Jean Thilmany, "Green Decisons" Mechanical Engineering Volume 132, Number Three, Pages 40 to 42
This blog's first article talked about a badness tax, applied by sortition, to each product. Engineers are developing software and data collections track the energy, cadmium, lead and other hazardous substances in the components of the things they build. This includes accounting for the energy/carbon/etc. in transporting the goods. As I am sure everyone knows, we now have sophisticated supply chain management systems. As the article says, when companies buy a product, they will be paying for the supply chain records of everything that went into it. The standards for a product to be "green" are less advanced than for a building to get certified. However, te Europeans do have standards for hazardous materials in automotive parts and disposing of electronic waste (Restriction of Hazardous Substances Directive and Waste Electrical and Electronic Equipment Directive) which is the impetus for some of this software development. Carnegie Mellon's Green Design Institute uses Input-output analysis to estimate the energy and other inputs into any product.
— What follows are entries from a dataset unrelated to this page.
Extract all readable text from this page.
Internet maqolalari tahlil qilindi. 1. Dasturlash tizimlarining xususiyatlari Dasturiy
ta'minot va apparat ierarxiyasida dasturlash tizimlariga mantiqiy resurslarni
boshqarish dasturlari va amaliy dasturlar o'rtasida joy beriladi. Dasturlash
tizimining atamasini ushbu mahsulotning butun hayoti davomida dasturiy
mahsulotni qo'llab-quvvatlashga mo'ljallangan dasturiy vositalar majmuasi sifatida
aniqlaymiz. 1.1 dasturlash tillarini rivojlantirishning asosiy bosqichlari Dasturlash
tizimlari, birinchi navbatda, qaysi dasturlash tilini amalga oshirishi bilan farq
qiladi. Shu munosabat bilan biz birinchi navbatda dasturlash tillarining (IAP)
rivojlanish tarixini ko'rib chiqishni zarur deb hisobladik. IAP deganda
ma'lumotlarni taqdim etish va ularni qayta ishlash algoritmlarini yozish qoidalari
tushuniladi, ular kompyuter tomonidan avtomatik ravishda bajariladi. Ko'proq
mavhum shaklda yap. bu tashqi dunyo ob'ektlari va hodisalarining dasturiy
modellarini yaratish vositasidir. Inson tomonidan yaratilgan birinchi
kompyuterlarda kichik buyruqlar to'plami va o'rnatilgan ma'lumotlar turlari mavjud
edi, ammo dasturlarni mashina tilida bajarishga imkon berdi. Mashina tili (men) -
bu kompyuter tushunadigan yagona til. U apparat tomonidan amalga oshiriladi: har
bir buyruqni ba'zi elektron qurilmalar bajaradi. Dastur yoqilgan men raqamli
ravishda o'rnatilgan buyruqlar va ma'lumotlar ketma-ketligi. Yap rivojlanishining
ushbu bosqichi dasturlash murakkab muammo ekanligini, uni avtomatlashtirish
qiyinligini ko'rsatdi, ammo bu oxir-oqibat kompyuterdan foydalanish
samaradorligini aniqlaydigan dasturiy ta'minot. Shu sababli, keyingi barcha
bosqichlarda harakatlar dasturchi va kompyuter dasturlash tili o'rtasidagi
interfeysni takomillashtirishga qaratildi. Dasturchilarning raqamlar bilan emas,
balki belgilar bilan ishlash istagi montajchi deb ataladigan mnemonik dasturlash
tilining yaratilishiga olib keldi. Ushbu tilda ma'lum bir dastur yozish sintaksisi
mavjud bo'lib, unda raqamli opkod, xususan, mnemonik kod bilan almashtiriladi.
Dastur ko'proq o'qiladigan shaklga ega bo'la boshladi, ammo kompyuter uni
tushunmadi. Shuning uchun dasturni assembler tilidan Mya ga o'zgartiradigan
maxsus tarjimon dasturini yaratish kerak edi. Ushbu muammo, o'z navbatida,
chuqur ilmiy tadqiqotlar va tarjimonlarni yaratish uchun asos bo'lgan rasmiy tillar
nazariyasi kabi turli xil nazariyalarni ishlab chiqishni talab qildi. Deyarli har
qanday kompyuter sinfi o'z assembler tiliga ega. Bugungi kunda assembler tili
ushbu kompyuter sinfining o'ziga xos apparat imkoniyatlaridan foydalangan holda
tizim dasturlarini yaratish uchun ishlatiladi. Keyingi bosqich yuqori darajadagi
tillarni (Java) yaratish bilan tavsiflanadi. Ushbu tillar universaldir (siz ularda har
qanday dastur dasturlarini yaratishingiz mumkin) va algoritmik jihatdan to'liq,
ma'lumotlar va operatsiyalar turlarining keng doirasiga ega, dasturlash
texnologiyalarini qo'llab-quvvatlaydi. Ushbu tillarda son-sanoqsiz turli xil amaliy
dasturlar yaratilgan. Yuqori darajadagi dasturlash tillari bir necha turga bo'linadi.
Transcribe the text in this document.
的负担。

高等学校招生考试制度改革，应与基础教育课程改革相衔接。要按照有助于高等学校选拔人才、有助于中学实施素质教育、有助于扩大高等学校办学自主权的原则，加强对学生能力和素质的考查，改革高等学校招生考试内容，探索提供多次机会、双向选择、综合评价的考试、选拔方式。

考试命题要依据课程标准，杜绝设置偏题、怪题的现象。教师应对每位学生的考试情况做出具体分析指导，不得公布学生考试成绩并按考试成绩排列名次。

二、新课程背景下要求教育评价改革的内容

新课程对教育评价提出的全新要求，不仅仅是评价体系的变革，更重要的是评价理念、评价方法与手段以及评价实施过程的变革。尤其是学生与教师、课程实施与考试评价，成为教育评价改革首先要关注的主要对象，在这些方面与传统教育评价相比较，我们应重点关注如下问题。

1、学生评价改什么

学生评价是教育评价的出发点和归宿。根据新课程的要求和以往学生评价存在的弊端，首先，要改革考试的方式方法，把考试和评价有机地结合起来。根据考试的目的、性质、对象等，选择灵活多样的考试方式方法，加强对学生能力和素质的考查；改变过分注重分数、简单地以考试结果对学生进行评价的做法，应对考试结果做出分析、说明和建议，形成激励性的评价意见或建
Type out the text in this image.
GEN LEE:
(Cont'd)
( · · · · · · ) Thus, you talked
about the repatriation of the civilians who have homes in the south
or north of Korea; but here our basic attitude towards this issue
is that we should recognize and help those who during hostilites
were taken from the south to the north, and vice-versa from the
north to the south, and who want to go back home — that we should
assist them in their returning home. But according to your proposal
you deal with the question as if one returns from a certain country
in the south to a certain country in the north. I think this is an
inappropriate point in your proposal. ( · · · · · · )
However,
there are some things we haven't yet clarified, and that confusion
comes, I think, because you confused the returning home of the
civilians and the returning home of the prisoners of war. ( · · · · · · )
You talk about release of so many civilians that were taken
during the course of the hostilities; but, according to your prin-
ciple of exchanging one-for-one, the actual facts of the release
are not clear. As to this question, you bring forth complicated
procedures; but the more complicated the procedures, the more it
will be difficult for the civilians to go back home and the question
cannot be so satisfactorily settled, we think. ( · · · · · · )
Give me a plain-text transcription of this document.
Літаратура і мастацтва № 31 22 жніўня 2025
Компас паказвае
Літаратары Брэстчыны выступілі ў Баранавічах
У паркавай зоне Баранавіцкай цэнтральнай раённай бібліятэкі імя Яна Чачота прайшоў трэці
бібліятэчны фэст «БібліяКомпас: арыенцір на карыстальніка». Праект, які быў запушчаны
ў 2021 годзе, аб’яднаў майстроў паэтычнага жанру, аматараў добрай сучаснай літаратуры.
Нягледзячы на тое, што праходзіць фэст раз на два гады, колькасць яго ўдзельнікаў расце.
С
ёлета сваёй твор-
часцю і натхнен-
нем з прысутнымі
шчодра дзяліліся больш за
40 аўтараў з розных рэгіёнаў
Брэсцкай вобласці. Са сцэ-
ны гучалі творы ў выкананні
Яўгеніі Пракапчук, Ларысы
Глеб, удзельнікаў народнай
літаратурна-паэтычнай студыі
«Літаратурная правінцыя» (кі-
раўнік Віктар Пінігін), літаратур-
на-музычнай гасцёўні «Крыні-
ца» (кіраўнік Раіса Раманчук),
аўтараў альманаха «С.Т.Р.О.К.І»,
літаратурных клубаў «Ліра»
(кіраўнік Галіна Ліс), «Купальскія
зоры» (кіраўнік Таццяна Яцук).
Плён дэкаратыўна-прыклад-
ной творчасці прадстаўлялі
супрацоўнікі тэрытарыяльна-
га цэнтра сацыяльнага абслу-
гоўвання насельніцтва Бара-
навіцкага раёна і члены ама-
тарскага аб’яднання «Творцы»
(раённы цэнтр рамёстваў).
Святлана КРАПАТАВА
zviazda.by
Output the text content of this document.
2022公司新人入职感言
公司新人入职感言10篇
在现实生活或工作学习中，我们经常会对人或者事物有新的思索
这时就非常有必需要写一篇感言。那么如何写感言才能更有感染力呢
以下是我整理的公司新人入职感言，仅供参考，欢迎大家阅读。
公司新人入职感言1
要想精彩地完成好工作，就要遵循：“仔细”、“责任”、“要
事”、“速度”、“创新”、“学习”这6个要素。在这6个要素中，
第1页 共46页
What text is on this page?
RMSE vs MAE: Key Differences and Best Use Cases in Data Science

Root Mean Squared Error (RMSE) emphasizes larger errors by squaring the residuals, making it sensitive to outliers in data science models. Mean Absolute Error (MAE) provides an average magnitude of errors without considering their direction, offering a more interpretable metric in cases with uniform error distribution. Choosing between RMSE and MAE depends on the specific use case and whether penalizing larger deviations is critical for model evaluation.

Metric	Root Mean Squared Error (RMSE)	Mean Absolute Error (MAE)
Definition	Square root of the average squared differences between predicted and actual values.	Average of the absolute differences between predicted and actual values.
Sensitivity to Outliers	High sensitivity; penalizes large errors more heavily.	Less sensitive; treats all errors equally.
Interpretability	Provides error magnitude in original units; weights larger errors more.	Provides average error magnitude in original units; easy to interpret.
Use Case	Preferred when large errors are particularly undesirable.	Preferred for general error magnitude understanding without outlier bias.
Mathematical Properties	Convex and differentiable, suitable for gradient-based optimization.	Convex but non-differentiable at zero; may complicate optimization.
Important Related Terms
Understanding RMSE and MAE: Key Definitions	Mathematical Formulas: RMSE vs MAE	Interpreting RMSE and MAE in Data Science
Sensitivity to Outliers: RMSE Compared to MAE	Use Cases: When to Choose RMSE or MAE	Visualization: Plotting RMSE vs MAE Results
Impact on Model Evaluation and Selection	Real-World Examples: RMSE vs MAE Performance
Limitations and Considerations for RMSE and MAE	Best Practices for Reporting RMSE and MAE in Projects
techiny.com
Thus, one can look at a car, and it tracks the energy and knows how energy is used in the major parts, and transportation of each of these parts.
A sortition-based consumption tax system would allow different firms to compete on information collection and the jury can be reasonable in what it demands. unlike a regulatory agency. Toyota wold be expected to do more research on the energy costs of its cars and the components therein, than a small company making a small run of a specialized tool.